Service contracts often include liability exclusion clauses which limit liability for breach of contract and for negligence in performing the contracted service to the amount actually paid under the contract. Naturally, if the contract is not properly performed and the recipient of the service suffers damages, they may attempt to convince a court that the exclusion clause is either not applicable to the particular negligence or breach, or should not be enforced because it is unconscionable or contrary to public policy.
In considering whether a contractual term is unconscionable, courts look at two factors:
(a) inequality in the position of the parties arising from the ignorance, need or distress of the weaker, which left him in the power of the stronger; and(see for example Loychuk v. Cougar Mountain Adventures Ltd., 2012 BCCA 122 at paras. 29-31 and McNeill v.Vandenberg, 2010 BCCA 583 at para. 15)
(b) proof of substantial unfairness in the bargain.

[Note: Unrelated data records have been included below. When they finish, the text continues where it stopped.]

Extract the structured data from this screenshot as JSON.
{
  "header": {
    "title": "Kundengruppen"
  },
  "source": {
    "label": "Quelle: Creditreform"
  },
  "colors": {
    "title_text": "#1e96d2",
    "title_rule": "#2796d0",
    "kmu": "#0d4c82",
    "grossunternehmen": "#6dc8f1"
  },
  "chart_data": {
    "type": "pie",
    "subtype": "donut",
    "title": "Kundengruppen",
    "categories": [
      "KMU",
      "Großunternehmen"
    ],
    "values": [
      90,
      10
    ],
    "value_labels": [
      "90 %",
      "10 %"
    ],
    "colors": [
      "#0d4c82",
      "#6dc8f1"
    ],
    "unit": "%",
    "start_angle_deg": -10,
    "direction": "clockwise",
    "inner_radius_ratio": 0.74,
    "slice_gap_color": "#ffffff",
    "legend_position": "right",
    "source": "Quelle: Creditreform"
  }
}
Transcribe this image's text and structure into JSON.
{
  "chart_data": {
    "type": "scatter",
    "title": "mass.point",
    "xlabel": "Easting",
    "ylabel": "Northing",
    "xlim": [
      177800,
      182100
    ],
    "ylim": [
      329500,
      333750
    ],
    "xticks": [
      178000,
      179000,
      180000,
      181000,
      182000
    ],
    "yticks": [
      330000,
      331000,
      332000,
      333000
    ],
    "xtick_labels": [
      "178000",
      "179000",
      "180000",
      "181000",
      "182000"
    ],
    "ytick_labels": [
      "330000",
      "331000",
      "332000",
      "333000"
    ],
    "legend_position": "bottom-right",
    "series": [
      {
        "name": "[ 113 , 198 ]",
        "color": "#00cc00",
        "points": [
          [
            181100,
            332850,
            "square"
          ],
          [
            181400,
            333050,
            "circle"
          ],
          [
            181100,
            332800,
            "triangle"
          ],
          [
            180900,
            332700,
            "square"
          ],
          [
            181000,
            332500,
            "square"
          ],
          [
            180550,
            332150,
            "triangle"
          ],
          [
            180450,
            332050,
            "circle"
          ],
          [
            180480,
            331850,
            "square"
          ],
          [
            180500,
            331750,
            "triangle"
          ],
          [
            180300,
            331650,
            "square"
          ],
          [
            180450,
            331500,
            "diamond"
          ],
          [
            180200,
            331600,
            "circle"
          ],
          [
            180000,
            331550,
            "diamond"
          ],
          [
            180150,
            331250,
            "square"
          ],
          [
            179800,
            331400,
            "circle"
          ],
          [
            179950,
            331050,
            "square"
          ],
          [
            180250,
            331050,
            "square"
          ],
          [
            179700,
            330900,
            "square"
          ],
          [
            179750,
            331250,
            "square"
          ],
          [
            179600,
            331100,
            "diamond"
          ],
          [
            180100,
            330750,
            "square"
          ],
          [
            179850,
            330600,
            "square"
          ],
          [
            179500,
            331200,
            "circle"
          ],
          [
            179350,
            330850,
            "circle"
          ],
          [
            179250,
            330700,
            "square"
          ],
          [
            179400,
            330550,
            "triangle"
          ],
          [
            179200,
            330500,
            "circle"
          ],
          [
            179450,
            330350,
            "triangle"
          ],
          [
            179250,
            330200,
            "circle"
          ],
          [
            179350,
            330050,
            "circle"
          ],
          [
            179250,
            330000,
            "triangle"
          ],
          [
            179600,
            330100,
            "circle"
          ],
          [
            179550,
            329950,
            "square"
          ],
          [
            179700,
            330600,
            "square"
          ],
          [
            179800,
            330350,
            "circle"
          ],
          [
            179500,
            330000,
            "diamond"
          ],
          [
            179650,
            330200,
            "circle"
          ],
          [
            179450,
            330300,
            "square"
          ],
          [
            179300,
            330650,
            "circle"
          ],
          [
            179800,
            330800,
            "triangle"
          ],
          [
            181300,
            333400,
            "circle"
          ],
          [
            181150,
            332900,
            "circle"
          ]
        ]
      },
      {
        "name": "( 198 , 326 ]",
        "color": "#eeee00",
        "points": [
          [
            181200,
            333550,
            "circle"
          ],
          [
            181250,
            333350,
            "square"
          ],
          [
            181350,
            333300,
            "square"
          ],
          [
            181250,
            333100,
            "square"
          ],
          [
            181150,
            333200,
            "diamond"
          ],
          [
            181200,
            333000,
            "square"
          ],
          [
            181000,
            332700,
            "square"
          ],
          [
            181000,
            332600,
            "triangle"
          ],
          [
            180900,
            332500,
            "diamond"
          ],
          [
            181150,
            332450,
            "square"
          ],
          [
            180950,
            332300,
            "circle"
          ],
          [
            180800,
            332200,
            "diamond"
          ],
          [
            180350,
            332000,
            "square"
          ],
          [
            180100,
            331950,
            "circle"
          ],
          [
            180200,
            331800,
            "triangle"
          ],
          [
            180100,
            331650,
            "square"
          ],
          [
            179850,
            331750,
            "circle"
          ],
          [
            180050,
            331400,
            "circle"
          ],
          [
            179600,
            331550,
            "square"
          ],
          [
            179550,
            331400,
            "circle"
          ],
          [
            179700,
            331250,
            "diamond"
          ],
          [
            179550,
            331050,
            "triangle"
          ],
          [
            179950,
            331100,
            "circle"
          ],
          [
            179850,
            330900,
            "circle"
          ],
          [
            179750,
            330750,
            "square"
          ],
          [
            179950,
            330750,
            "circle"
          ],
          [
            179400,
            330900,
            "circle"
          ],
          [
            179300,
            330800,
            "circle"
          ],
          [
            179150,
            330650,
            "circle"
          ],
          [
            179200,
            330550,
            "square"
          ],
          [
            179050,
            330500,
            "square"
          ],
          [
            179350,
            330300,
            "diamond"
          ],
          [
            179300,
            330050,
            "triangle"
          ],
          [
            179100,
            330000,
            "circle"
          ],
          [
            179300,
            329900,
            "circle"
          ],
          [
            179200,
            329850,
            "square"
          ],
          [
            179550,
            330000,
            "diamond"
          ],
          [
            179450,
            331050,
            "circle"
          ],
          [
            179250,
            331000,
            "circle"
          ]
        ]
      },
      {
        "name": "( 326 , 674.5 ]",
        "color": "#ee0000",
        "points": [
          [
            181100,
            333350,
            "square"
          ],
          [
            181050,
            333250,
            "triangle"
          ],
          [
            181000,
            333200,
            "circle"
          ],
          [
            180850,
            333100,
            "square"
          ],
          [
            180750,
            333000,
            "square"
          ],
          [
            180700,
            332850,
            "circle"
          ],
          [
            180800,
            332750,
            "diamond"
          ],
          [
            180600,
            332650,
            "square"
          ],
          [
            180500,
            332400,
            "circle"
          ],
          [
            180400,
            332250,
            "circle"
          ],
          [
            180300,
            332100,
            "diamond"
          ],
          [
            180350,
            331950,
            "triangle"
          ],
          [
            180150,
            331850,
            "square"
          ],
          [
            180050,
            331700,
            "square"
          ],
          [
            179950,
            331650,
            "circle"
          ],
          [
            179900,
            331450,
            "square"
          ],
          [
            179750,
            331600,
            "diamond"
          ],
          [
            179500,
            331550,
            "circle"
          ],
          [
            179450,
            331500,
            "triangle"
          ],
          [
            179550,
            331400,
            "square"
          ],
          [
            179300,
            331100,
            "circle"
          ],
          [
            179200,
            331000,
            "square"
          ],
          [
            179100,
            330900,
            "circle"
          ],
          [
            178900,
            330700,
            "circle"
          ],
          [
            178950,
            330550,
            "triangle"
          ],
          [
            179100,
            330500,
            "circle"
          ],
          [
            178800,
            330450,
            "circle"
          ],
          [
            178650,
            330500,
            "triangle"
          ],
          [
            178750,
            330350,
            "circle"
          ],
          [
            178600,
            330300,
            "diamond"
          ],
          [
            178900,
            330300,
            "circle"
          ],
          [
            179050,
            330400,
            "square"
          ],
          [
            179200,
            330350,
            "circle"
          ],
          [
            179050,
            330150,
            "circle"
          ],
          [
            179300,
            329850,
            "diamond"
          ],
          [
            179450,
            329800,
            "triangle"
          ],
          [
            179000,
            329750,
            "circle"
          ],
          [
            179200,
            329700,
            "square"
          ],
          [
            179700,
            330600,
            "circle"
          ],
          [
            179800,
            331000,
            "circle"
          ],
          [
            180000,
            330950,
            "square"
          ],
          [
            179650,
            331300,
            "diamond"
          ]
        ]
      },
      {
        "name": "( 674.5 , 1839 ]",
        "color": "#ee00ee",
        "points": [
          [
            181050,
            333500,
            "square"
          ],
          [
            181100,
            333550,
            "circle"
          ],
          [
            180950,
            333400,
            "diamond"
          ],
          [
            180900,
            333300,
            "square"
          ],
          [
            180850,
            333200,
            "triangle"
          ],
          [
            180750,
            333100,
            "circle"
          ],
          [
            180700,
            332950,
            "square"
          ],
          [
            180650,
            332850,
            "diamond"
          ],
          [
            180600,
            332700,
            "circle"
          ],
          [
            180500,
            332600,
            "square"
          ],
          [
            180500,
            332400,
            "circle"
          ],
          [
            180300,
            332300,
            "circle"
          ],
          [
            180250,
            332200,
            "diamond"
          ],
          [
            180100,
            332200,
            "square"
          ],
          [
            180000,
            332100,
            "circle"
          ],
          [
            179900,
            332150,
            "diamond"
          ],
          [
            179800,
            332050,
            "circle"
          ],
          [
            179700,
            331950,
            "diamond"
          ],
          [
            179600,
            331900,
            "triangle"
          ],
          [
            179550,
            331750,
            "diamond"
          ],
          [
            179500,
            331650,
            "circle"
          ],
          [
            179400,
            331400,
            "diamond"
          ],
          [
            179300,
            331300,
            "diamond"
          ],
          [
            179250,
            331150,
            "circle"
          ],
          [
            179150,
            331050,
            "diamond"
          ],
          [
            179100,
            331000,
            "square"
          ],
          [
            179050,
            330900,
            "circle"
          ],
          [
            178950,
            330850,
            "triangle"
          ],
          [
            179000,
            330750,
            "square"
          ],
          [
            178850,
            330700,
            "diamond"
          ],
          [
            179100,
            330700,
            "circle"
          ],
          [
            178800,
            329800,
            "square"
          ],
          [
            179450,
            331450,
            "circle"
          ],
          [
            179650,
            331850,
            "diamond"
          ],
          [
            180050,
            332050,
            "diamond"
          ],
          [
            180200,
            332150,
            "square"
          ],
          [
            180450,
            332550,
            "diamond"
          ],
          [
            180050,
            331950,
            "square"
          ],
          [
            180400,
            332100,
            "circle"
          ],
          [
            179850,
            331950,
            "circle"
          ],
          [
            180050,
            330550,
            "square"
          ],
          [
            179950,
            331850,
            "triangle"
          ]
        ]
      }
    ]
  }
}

As shown by the recent decision in Gordon v. Krieg, 2013 BCSC 842, in considering whether a particular bargain is unfair, courts apply a common sense approach whereby they consider the service that was provided, how much was paid for the service, and the potential damages that could result from an improper performance. In this particular decision, the court concluded that it was not an unfair bargain to limit damages arising from a visual only, three-hour home inspection - which damages could be in tens, if not hundreds of thousands of dollars - to the $400 paid for the inspection.